Yesterday I actually had an important errand that had to be done that day: Ellie had a bridal shower to attend that night and between all the Vital Supplies and rummage sale goodies we’ve had to sift through, we haven’t had time to buy a gift yet. I planned a wondrous afternoon trip for Abbie and I to the nearby mall to search for the perfect shower gift, “perfect” defined as “the item that comes closest to without exceeding $X on their gift registry at the mall-based big box store.” While in the big box store I could buy my Vital Supplies, cat litter among other things in this case, and then spend the rest of the afternoon blissfully playing in the mall playground until I had to take care of other things at 4:20, specifically head home to make dinner and prepare the present for the shower. The past two days she had only napped about 90 minutes, so I anticipated this pattern continuing for another day, giving us a solid couple hours to spend at the mall. When 2pm hit and she was still asleep, I expected to hear her rustling at any second. I checked the internet for a while, and when 2:30pm passed, I started eliminating potential stops in the mall; I wouldn’t be purchasing any books or obscenely large frosted cookies on this trip. At 3pm, Ellie called to see what I bought. That, and her job was driving her crazy and she needed to talk to someone who was dealing with even more whining. I told her I hadn’t even left the house yet since Abbie was still asleep, but she could be assured that I would find the nicest gift possible selling for under $X.

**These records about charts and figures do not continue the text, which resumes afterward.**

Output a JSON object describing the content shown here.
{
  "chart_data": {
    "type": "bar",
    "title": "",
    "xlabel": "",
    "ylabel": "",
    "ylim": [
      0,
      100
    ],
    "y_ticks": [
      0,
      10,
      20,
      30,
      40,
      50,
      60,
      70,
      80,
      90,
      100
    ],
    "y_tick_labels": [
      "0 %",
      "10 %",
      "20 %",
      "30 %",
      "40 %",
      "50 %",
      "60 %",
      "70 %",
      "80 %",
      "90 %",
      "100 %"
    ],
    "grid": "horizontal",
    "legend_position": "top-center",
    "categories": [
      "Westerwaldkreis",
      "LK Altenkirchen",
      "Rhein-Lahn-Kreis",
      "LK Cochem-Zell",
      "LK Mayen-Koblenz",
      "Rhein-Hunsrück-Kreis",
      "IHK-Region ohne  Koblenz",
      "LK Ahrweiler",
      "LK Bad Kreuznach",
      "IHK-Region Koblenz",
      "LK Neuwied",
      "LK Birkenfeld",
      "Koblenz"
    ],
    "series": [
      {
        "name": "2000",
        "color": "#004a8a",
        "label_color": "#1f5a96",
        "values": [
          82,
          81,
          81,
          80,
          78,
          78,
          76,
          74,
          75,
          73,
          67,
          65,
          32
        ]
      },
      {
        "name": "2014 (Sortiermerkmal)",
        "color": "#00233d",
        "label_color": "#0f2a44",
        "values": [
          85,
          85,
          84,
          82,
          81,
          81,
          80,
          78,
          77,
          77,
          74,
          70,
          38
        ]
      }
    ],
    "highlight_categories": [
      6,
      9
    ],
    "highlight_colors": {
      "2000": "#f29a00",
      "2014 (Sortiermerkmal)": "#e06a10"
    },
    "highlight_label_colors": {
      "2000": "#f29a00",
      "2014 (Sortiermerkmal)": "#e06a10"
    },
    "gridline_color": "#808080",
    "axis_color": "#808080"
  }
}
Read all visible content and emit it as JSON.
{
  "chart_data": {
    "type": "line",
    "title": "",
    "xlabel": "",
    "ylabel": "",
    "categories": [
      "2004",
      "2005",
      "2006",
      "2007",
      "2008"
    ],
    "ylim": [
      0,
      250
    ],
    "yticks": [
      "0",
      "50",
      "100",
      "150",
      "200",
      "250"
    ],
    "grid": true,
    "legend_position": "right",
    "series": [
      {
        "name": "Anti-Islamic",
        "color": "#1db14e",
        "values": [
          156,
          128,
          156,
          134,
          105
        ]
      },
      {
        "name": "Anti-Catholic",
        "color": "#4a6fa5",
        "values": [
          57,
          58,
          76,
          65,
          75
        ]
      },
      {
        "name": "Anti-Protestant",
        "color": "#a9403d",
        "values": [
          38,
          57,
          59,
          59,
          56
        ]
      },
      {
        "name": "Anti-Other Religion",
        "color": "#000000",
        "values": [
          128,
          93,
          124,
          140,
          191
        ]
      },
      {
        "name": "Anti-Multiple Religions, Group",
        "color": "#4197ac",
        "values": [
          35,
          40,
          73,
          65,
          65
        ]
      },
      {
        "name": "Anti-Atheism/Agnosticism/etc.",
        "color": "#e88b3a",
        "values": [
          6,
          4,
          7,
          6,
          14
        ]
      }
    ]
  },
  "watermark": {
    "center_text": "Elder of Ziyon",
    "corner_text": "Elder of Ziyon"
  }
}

Finally around 3:15pm, after a three-plus-hour nap that would make our cats jealous, Abbie woke up. The dog helped wake her by barking ferociously at a suspicious plastic bag blowing past the house, which could be the first time I haven’t wanted to kill the dog in such a situation. I scrambled to fill her with a super late lunch, waited the requisite five minutes for her post-lunch poop to change her diaper, and threw her in the car. Our leisurely afternoon at the mall had turned into a half-hour sprint through the big box store. Just to ensure that we moved quickly, I left her diaper bag filled with all manner of Abbie entertainment in the car, making her boredom-induced whining a constant reminder that I needed to move. I found a gift, found a card, found the cat litter, and found an empty checkout lane. It was good that the lane was wide open because the time was already 4:20, and you know what 4:20 means. I need to head home to make supper.
3 Comments:
I was a fan of Steve Carell, but I didn't start watching The Daily Show much till about a year before craiggers left. I must say though Carell's interview with Jon Stewart was pretty funny.
By Anonymous, at 10:41 PM
BTW, I thought you were allergic to cats.
By Anonymous, at 10:43 PM
I did see the Carell interview today, and found it, um, unique. Pretty funny. BTW, I guess I'm just allergic to your cat.